8.3.7.2 Defective batteries shall be replaced immediately
upon discovery of defects.

8.3.8 A fuel quality test shall be performed at least annually
using tests approved by ASTM standards.

8.4 Operational Inspection and Testing.

8.4.1* EPSSs, including all appurtenant components, shall be
inspected weekly and exercised under load at least monthly.

8.4.6 Transfer switches shall be operated monthly.

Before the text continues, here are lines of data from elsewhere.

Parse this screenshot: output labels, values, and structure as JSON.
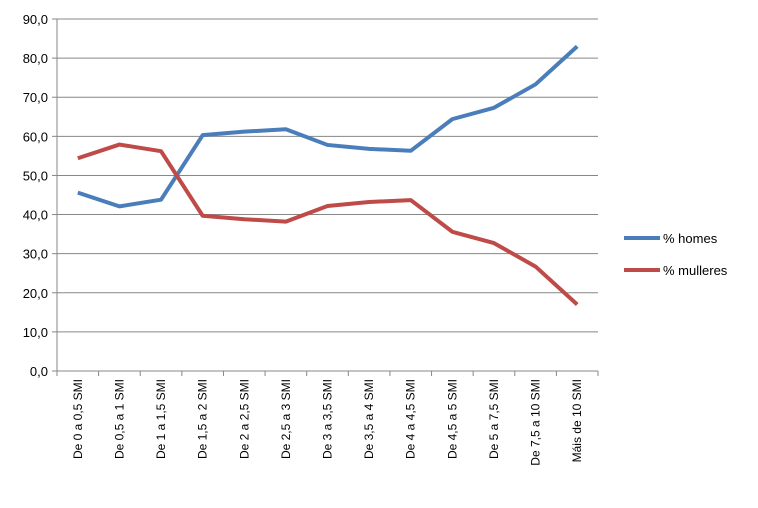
{
  "chart_data": {
    "type": "line",
    "title": "",
    "xlabel": "",
    "ylabel": "",
    "ylim": [
      0,
      90
    ],
    "yticks": [
      "0,0",
      "10,0",
      "20,0",
      "30,0",
      "40,0",
      "50,0",
      "60,0",
      "70,0",
      "80,0",
      "90,0"
    ],
    "grid": true,
    "legend": "right",
    "categories": [
      "De 0 a 0,5 SMI",
      "De 0,5 a 1 SMI",
      "De 1 a 1,5 SMI",
      "De 1,5 a 2 SMI",
      "De 2 a 2,5 SMI",
      "De 2,5 a 3 SMI",
      "De 3 a 3,5 SMI",
      "De 3,5 a 4 SMI",
      "De 4 a 4,5 SMI",
      "De 4,5 a 5 SMI",
      "De 5 a 7,5 SMI",
      "De 7,5 a 10 SMI",
      "Máis de 10 SMI"
    ],
    "series": [
      {
        "name": "% homes",
        "color": "#4a7ebb",
        "values": [
          45.6,
          42.1,
          43.8,
          60.3,
          61.2,
          61.8,
          57.8,
          56.8,
          56.3,
          64.4,
          67.3,
          73.3,
          83.0
        ]
      },
      {
        "name": "% mulleres",
        "color": "#be4b48",
        "values": [
          54.4,
          57.9,
          56.2,
          39.7,
          38.8,
          38.2,
          42.2,
          43.2,
          43.7,
          35.6,
          32.7,
          26.7,
          17.0
        ]
      }
    ]
  }
}
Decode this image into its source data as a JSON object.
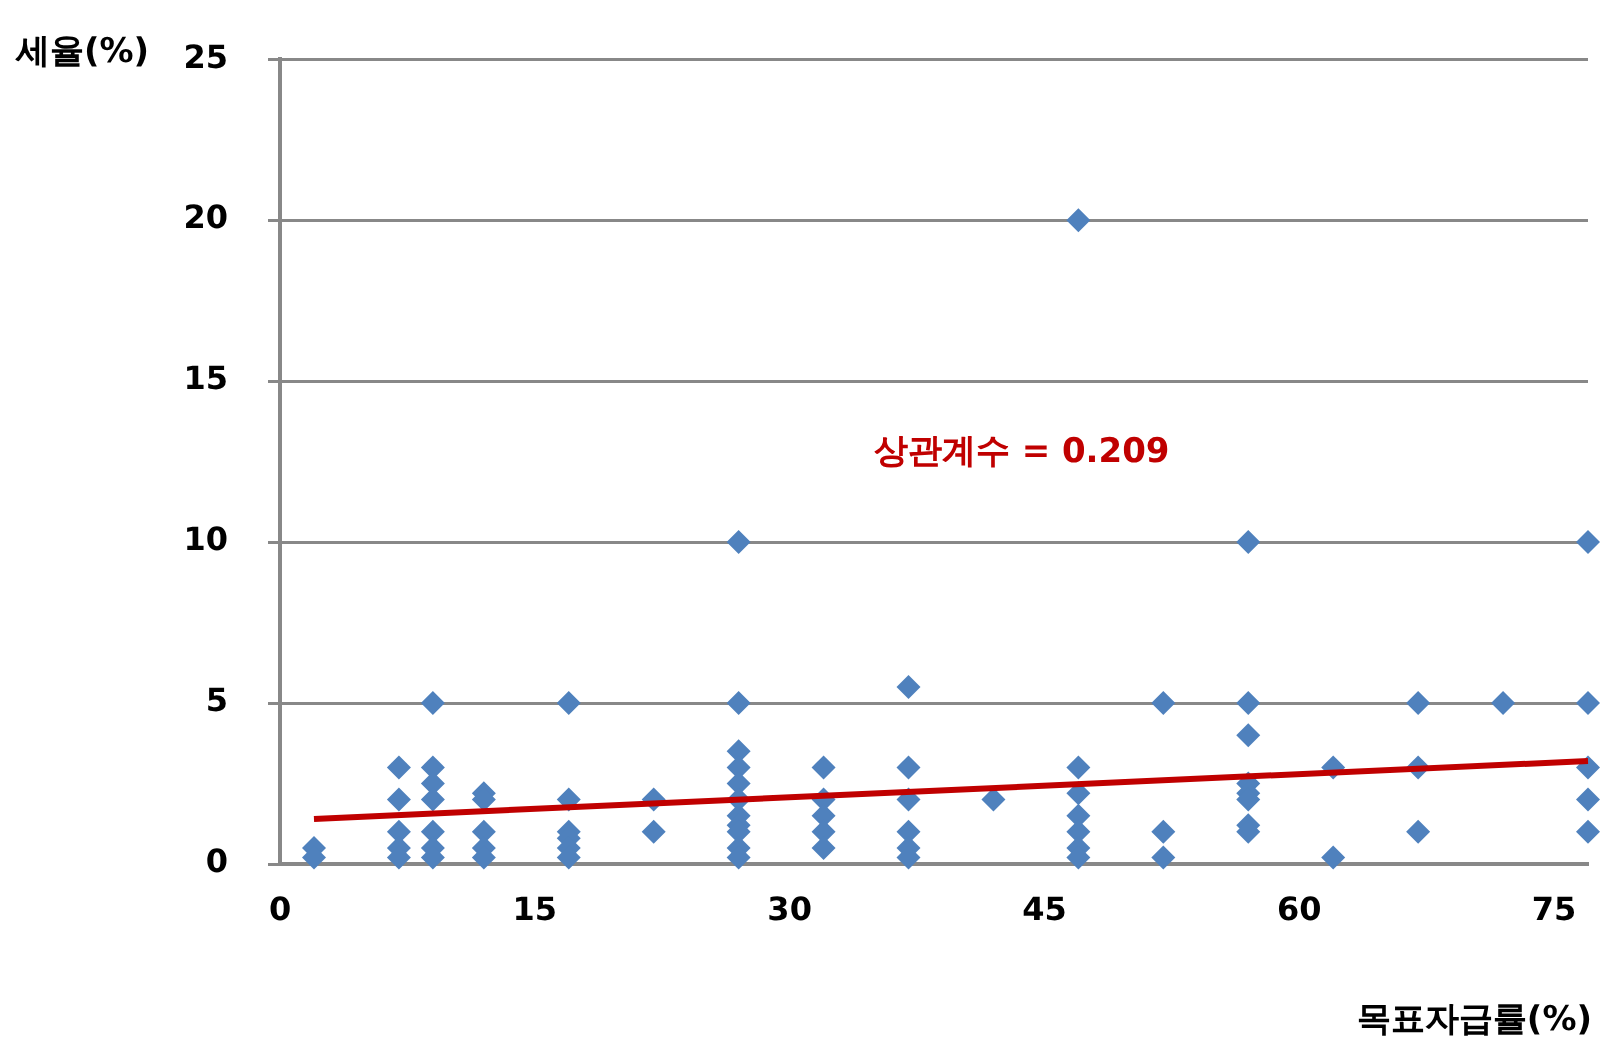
{
  "chart_data": {
    "type": "scatter",
    "xlabel": "목표자급률(%)",
    "ylabel": "세율(%)",
    "annotations": [
      "상관계수 = 0.209"
    ],
    "xlim": [
      0,
      77
    ],
    "xticks": [
      0,
      15,
      30,
      45,
      60,
      75
    ],
    "ylim": [
      0,
      25
    ],
    "yticks": [
      0,
      5,
      10,
      15,
      20,
      25
    ],
    "grid": "y",
    "legend": false,
    "series": [
      {
        "marker": "diamond",
        "color": "#4f81bd",
        "x": [
          2,
          2,
          7,
          7,
          7,
          7,
          7,
          9,
          9,
          9,
          9,
          9,
          9,
          9,
          12,
          12,
          12,
          12,
          12,
          17,
          17,
          17,
          17,
          17,
          17,
          22,
          22,
          27,
          27,
          27,
          27,
          27,
          27,
          27,
          27,
          27,
          27,
          27,
          32,
          32,
          32,
          32,
          32,
          37,
          37,
          37,
          37,
          37,
          37,
          42,
          47,
          47,
          47,
          47,
          47,
          47,
          47,
          52,
          52,
          52,
          57,
          57,
          57,
          57,
          57,
          57,
          57,
          57,
          62,
          62,
          67,
          67,
          67,
          72,
          77,
          77,
          77,
          77,
          77
        ],
        "values": [
          0.5,
          0.2,
          3,
          2,
          1,
          0.5,
          0.2,
          5,
          3,
          2.5,
          2,
          1,
          0.5,
          0.2,
          2.2,
          2,
          1,
          0.5,
          0.2,
          5,
          2,
          1,
          0.8,
          0.5,
          0.2,
          2,
          1,
          10,
          5,
          3.5,
          3,
          2.5,
          2,
          1.5,
          1.2,
          1,
          0.5,
          0.2,
          3,
          2,
          1.5,
          1,
          0.5,
          5.5,
          3,
          2,
          1,
          0.5,
          0.2,
          2,
          20,
          3,
          2.2,
          1.5,
          1,
          0.5,
          0.2,
          5,
          1,
          0.2,
          10,
          5,
          4,
          2.5,
          2.2,
          2,
          1.2,
          1,
          3,
          0.2,
          5,
          3,
          1,
          5,
          10,
          5,
          3,
          2,
          1
        ]
      },
      {
        "type": "line",
        "marker": "none",
        "color": "#c00000",
        "x": [
          2,
          77
        ],
        "values": [
          1.4,
          3.2
        ]
      }
    ]
  }
}
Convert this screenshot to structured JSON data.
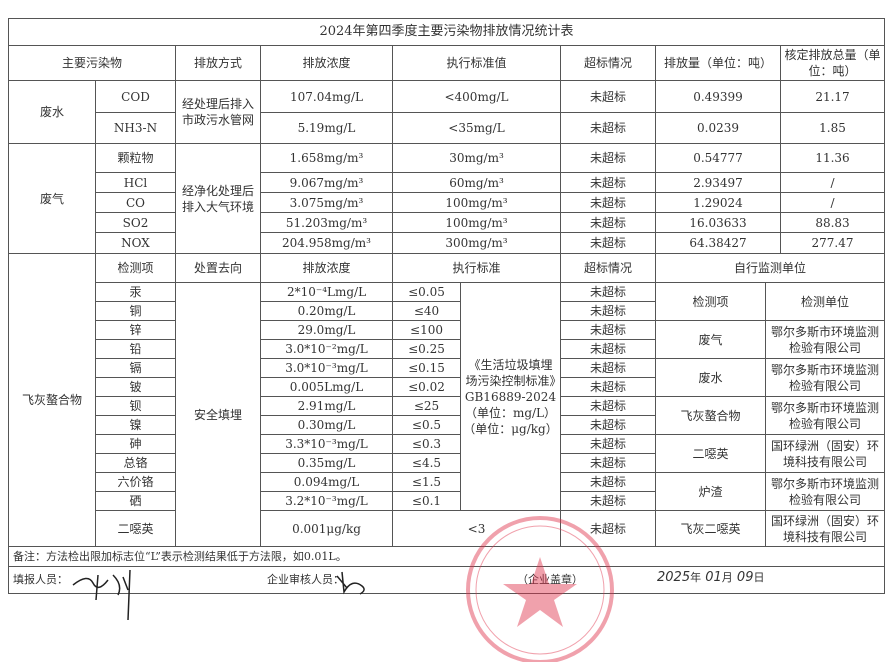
{
  "title": "2024年第四季度主要污染物排放情况统计表",
  "top_headers": {
    "pollutant": "主要污染物",
    "method": "排放方式",
    "conc": "排放浓度",
    "standard": "执行标准值",
    "exceed": "超标情况",
    "amount": "排放量（单位：吨）",
    "approved": "核定排放总量（单位：吨）"
  },
  "wastewater": {
    "label": "废水",
    "method": "经处理后排入市政污水管网",
    "rows": [
      {
        "item": "COD",
        "conc": "107.04mg/L",
        "std": "<400mg/L",
        "exceed": "未超标",
        "amount": "0.49399",
        "approved": "21.17"
      },
      {
        "item": "NH3-N",
        "conc": "5.19mg/L",
        "std": "<35mg/L",
        "exceed": "未超标",
        "amount": "0.0239",
        "approved": "1.85"
      }
    ]
  },
  "exhaust": {
    "label": "废气",
    "method": "经净化处理后排入大气环境",
    "rows": [
      {
        "item": "颗粒物",
        "conc": "1.658mg/m³",
        "std": "30mg/m³",
        "exceed": "未超标",
        "amount": "0.54777",
        "approved": "11.36"
      },
      {
        "item": "HCl",
        "conc": "9.067mg/m³",
        "std": "60mg/m³",
        "exceed": "未超标",
        "amount": "2.93497",
        "approved": "/"
      },
      {
        "item": "CO",
        "conc": "3.075mg/m³",
        "std": "100mg/m³",
        "exceed": "未超标",
        "amount": "1.29024",
        "approved": "/"
      },
      {
        "item": "SO2",
        "conc": "51.203mg/m³",
        "std": "100mg/m³",
        "exceed": "未超标",
        "amount": "16.03633",
        "approved": "88.83"
      },
      {
        "item": "NOX",
        "conc": "204.958mg/m³",
        "std": "300mg/m³",
        "exceed": "未超标",
        "amount": "64.38427",
        "approved": "277.47"
      }
    ]
  },
  "flyash": {
    "label": "飞灰螯合物",
    "method": "安全填埋",
    "headers": {
      "item": "检测项",
      "method": "处置去向",
      "conc": "排放浓度",
      "standard": "执行标准",
      "exceed": "超标情况",
      "monitor": "自行监测单位",
      "m_item": "检测项",
      "m_unit": "检测单位"
    },
    "standard_text": "《生活垃圾填埋场污染控制标准》GB16889-2024（单位：mg/L）（单位：μg/kg）",
    "rows": [
      {
        "item": "汞",
        "conc": "2*10⁻⁴Lmg/L",
        "limit": "≤0.05",
        "exceed": "未超标"
      },
      {
        "item": "铜",
        "conc": "0.20mg/L",
        "limit": "≤40",
        "exceed": "未超标"
      },
      {
        "item": "锌",
        "conc": "29.0mg/L",
        "limit": "≤100",
        "exceed": "未超标"
      },
      {
        "item": "铅",
        "conc": "3.0*10⁻²mg/L",
        "limit": "≤0.25",
        "exceed": "未超标"
      },
      {
        "item": "镉",
        "conc": "3.0*10⁻³mg/L",
        "limit": "≤0.15",
        "exceed": "未超标"
      },
      {
        "item": "铍",
        "conc": "0.005Lmg/L",
        "limit": "≤0.02",
        "exceed": "未超标"
      },
      {
        "item": "钡",
        "conc": "2.91mg/L",
        "limit": "≤25",
        "exceed": "未超标"
      },
      {
        "item": "镍",
        "conc": "0.30mg/L",
        "limit": "≤0.5",
        "exceed": "未超标"
      },
      {
        "item": "砷",
        "conc": "3.3*10⁻³mg/L",
        "limit": "≤0.3",
        "exceed": "未超标"
      },
      {
        "item": "总铬",
        "conc": "0.35mg/L",
        "limit": "≤4.5",
        "exceed": "未超标"
      },
      {
        "item": "六价铬",
        "conc": "0.094mg/L",
        "limit": "≤1.5",
        "exceed": "未超标"
      },
      {
        "item": "硒",
        "conc": "3.2*10⁻³mg/L",
        "limit": "≤0.1",
        "exceed": "未超标"
      },
      {
        "item": "二噁英",
        "conc": "0.001μg/kg",
        "limit": "<3",
        "exceed": "未超标"
      }
    ],
    "monitors": [
      {
        "item": "废气",
        "unit": "鄂尔多斯市环境监测检验有限公司"
      },
      {
        "item": "废水",
        "unit": "鄂尔多斯市环境监测检验有限公司"
      },
      {
        "item": "飞灰螯合物",
        "unit": "鄂尔多斯市环境监测检验有限公司"
      },
      {
        "item": "二噁英",
        "unit": "国环绿洲（固安）环境科技有限公司"
      },
      {
        "item": "炉渣",
        "unit": "鄂尔多斯市环境监测检验有限公司"
      },
      {
        "item": "飞灰二噁英",
        "unit": "国环绿洲（固安）环境科技有限公司"
      }
    ]
  },
  "note": "备注：方法检出限加标志位“L”表示检测结果低于方法限，如0.01L。",
  "footer": {
    "filler_label": "填报人员：",
    "reviewer_label": "企业审核人员：",
    "seal_label": "（企业盖章）",
    "date_year": "2025",
    "date_year_suffix": "年",
    "date_month": "01",
    "date_month_suffix": "月",
    "date_day": "09",
    "date_day_suffix": "日"
  },
  "colors": {
    "stamp": "#e0304a",
    "border": "#555555"
  }
}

8.4.6.1 The monthly test of a transfer switch shall consist of
electrically operating the transfer switch from the standard position
to the alternate position and then a return to the standard
position.

7.2.4* Minimizing the possibility of damage resulting from interruptions
of the emergency source shall be a design consideration
for EPSS equipment.

A.7.2.4 When installing the EPSS equipment and related
auxiliaries, environmental considerations should be given,
particularly with regard to the installation of the fuel tanks
and exhaust lines, or the EPS building, or both.
To protect against disruption of power in the facility, it is recommended
that the transfer switch be located as close to the load
as possible. The following are examples of external influences:
(1) Natural conditions
(a) Storms
(b) Floods
(c) Earthquakes
(d) Tornadoes
(e) Hurricanes
(f) Lightning
(g) Ice storms
(h) Wind
(i) Fire
(2) Human-caused conditions
(a) Vandalism
(b) Sabotage
(c) Other similar occurrences
(3) Material and equipment failures
For natural conditions, EPSS design should consider the
"100-year storm" flooding level or the flooding level predicted
by the Sea, Lake, and Overland Surges from Hurricanes
(SLOSH) models for a Class 4 hurricane.